Une fois de plus, le jeune pilote décrit à son compagnon sa vision d’horreur dans la gare de Vérone. Puis on parle d’appareils divers et d’autres sujets « professionnels ; » et M. d’Annunzio, tout en écoulant l’aviateur, songe au lien terrible qui unit désormais leurs deux avenirs. Il songe que tous les deux, infiniment différens d’âge et d’éducation et, semblerait-il, de carrière, pourront fort bien n’être plus, le lendemain, qu’ « un même petit amas de chair carbonisée, quelques os noircis, quelques cartilages tordus, deux crânes hideux avec peut-être le vif éclat d’une dent d’or rayonnant dans la boue. » Ou bien encore, peut-être, sera-t-il donné aux deux compagnons d’être les premiers à abattre un avion ennemi, « et à descendre ensuite tout entourés de gloire ? »

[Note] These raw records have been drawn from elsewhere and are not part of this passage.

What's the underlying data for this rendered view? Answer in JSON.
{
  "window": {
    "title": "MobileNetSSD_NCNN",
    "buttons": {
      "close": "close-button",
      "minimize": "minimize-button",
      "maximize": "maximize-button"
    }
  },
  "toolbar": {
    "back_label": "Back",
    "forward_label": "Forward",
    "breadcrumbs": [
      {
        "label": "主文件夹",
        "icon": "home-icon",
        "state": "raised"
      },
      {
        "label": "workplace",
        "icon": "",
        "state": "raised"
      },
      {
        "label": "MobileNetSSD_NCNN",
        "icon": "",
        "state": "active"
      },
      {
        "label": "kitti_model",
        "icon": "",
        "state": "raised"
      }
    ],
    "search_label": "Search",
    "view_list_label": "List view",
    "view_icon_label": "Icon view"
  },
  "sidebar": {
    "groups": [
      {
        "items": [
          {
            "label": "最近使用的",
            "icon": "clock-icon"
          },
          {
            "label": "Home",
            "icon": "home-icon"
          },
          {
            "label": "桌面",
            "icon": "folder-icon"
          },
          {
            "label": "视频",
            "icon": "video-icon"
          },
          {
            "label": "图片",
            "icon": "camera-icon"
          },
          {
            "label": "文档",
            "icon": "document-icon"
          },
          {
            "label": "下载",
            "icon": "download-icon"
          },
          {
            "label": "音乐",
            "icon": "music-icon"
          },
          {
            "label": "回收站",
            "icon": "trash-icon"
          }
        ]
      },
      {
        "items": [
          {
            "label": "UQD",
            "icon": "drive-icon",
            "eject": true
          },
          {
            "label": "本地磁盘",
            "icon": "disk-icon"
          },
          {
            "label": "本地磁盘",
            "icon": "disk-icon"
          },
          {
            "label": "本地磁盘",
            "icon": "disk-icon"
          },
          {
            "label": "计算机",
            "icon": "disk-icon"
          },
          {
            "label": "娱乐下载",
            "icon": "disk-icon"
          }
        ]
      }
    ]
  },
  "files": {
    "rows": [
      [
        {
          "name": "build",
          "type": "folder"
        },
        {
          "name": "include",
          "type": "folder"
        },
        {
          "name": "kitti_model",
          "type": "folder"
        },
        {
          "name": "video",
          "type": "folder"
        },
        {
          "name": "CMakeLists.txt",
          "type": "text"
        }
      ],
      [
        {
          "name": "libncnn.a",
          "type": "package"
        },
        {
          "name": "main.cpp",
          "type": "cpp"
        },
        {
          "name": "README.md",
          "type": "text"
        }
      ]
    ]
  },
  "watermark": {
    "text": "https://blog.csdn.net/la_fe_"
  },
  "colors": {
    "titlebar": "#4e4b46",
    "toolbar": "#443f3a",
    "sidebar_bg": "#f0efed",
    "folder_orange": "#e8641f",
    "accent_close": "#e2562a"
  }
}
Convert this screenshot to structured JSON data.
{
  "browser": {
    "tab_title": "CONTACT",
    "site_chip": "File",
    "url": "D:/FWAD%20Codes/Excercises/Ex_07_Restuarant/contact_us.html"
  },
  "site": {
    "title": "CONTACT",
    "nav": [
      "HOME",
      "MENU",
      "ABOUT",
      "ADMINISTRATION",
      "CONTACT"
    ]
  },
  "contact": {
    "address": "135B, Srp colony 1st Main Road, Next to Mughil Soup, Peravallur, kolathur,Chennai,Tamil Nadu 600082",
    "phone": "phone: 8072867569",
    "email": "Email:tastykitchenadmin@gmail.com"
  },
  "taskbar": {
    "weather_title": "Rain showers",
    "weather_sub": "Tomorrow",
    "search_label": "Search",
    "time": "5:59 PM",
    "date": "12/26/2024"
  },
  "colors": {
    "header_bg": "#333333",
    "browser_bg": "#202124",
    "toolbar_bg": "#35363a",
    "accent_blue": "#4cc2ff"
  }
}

Et puis le vol s’achève, et le jeune héros s’en revient chez lui. Mais M. d’Annunzio ne peut se résigner à laisser se fermer, dans le « livre de sa mémoire, » la page consacrée au récit de cette veille glorieuse de l’assaut sur Goritz. Étouffant dans sa chambre et ne parvenant pas à dormir, il a l’impression qu’une tranche de pain remplirait l’espèce de vide qui s’est fait en lui. Au même instant, il entend un bruit continu de pas, sur le pont voisin. Des soldats qui arrivent, sans doute ? Poussé tout ensemble par sa vague sensation de faim et par une curiosité enfantine, le poète sort de sa chambre, et se met à suivre la longue brigade qui défile, d’un pas alerte, par les rues de Versa, « s’en allant vers la mort. » Pas une étape de cette marche nocturne qui ne s’évoque devant nous, incomparablement vivante et proche, comme si, de fait, le poète et nous-mêmes étions en train d’y prendre part, écoutant la rumeur confuse des voix, — où s’entremêlent quelques cris plus distincts de : Vive la guerre ! ou de Vive l’Italie ! — examinant les visages intrépides des chefs et des soldats, ou bien encore bondissant tout d’un coup au-dessus de la réalité pour nous remplir les oreilles d’un grand flot de savantes et mélodieuses paroles. Mais voici que l’attention de M. d’Annunzio est attirée par un jeune soldat qui, au lieu de chanter avec ses compagnons, s’occupe à dévorer, de ses belles dents blanches, sa ration de pain frais ! Et aussitôt la faim de l’écrivain se réveille. S’approchant du soldat, il lui demande un morceau de son pain.